Some claim that Jeroen Dijsselbloem, President of the Euro Group, “unlike others who speak without saying anything is one who says things how they are.” Others suspect that this is true but that he doesn’t understand how things are. Yesterday the new head of the Euro club and the Dutch Finance Minister made the markets crash because they had taken a turn for the better after the agreement to save Cyprus because he candidly replied to a difficult question. “Do you think this is a model?” a journalist from Reuters asked, looking for a comment on the agreement. “What we did last night (Sunday – editor’s note) is what I call throwing out risk,” Dijsselbloem replied. Forgetting to say what made him say, hours and hours later to his spokesperson that “Cyprus is a specific case and there are no fixed models in existence.” In any case the markets crashed because of the idea, validated by the following long interview that from now on will be possible to resolve the crisis from Brussels by closing banks far away and making withdrawals from bank accounts.
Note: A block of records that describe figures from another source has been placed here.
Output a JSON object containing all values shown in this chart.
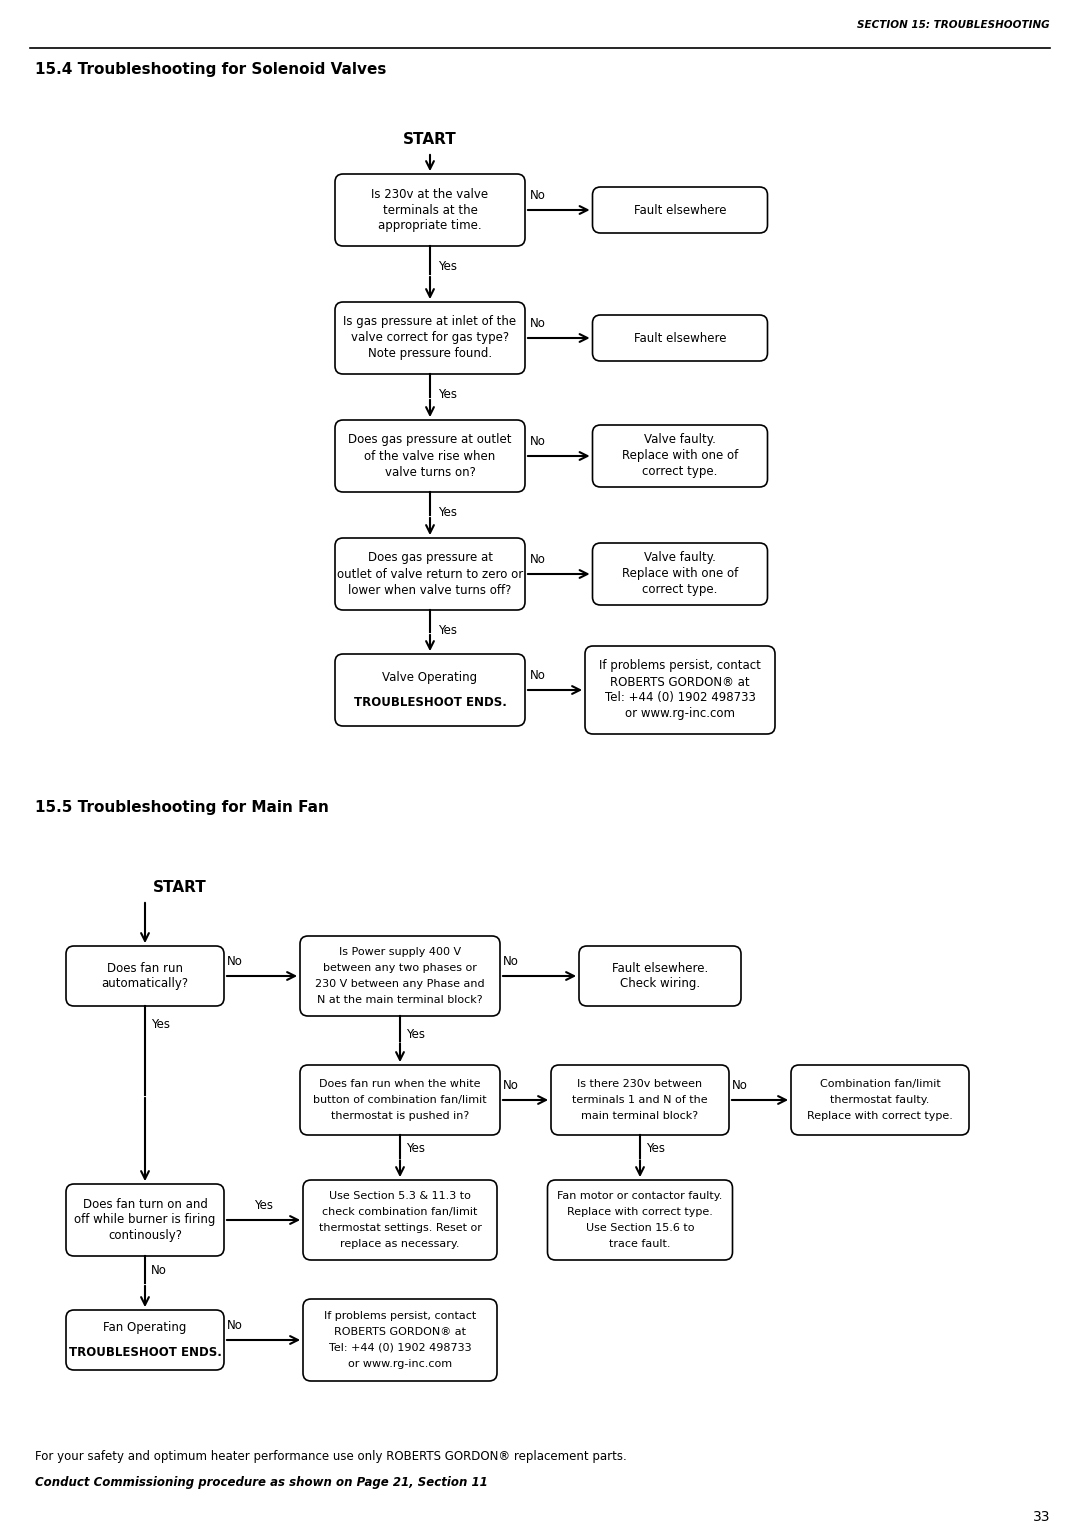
{
  "header_text": "SECTION 15: TROUBLESHOOTING",
  "sec1_title": "15.4 Troubleshooting for Solenoid Valves",
  "sec2_title": "15.5 Troubleshooting for Main Fan",
  "footer1": "For your safety and optimum heater performance use only ROBERTS GORDON® replacement parts.",
  "footer2": "Conduct Commissioning procedure as shown on Page 21, Section 11",
  "page_num": "33",
  "s1_q1": "Is 230v at the valve\nterminals at the\nappropriate time.",
  "s1_r1": "Fault elsewhere",
  "s1_q2": "Is gas pressure at inlet of the\nvalve correct for gas type?\nNote pressure found.",
  "s1_r2": "Fault elsewhere",
  "s1_q3": "Does gas pressure at outlet\nof the valve rise when\nvalve turns on?",
  "s1_r3": "Valve faulty.\nReplace with one of\ncorrect type.",
  "s1_q4": "Does gas pressure at\noutlet of valve return to zero or\nlower when valve turns off?",
  "s1_r4": "Valve faulty.\nReplace with one of\ncorrect type.",
  "s1_q5a": "Valve Operating",
  "s1_q5b": "TROUBLESHOOT ENDS.",
  "s1_r5": "If problems persist, contact\nROBERTS GORDON® at\nTel: +44 (0) 1902 498733\nor www.rg-inc.com",
  "s2_fa": "Does fan run\nautomatically?",
  "s2_fb": "Is Power supply 400 V\nbetween any two phases or\n230 V between any Phase and\nN at the main terminal block?",
  "s2_fc": "Fault elsewhere.\nCheck wiring.",
  "s2_fd": "Does fan run when the white\nbutton of combination fan/limit\nthermostat is pushed in?",
  "s2_fe": "Is there 230v between\nterminals 1 and N of the\nmain terminal block?",
  "s2_ff": "Combination fan/limit\nthermostat faulty.\nReplace with correct type.",
  "s2_fg": "Does fan turn on and\noff while burner is firing\ncontinously?",
  "s2_fh": "Use Section 5.3 & 11.3 to\ncheck combination fan/limit\nthermostat settings. Reset or\nreplace as necessary.",
  "s2_fi": "Fan motor or contactor faulty.\nReplace with correct type.\nUse Section 15.6 to\ntrace fault.",
  "s2_fja": "Fan Operating",
  "s2_fjb": "TROUBLESHOOT ENDS.",
  "s2_fk": "If problems persist, contact\nROBERTS GORDON® at\nTel: +44 (0) 1902 498733\nor www.rg-inc.com"
}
As long as you are talking about Cyprus with an exposure of some billion, maybe about 20 – maybe it’s even ok, but to transport the same system in Italy for example where the billions in the accounts are hundreds – that’s a different situation.
Dijsselbloem’s problem isn’t that he is young; he is 47 years old, only 4 less than his predecessor Jean-Claude Juncker when he assumed office. His problem is not that he comes from a small country because his native Holland has about 35 times the population of Juncker’s Luxembourg. Not even, looking, the matter is that somebody wanted him. “The job belonged to a Dutchman,” they explain in Brussels, for many reasons; because they needed someone from a “sound” country, because a German was not right, because anyway a person from an “average” country is better. The trouble is there in Holland today the Finance Minister is a graduate of Agricultural Economy (incidentally his name contains the word “flower” in Dutch) not an Economist. And he is one who, before last November had never been a minister, loves to raise pigs in his country home and does not speak French (something that in Brussels is still considered a serious lacuna).
Yesterday was his second (if not third) serious slip up. Not a great record in just a few weeks. The first was to sanction an agreement that calls for all Cypriot bank accounts, even those under the 100,000 Euro threshold protected by an EU directive, should be subject to a forced withdrawal. An uncouth agreement, so “simple” that in fact, it did not hold and was rejected by the Nicosia Parliament without even a vote in favor. Then Dijsselbloem with his perfect English and his rather sought-after look went to the European Parliament to say that “if there is someone responsible for this decision it is me; I should have impeded him,” staying in his place nonetheless. Then he even added that “it is true that this choice undermined faith but the debate between ministers was stronger than the market response.” As if to say, yes, we messed everything up but we have so little influence that the markets didn’t even react. This time they wanted to believe him and the reaction was obvious. You don’t always learn from mistakes. And the nostalgia for Juncker in Europe increases. Not that he has a magic wand, on the contrary, but he certainly was less naïve.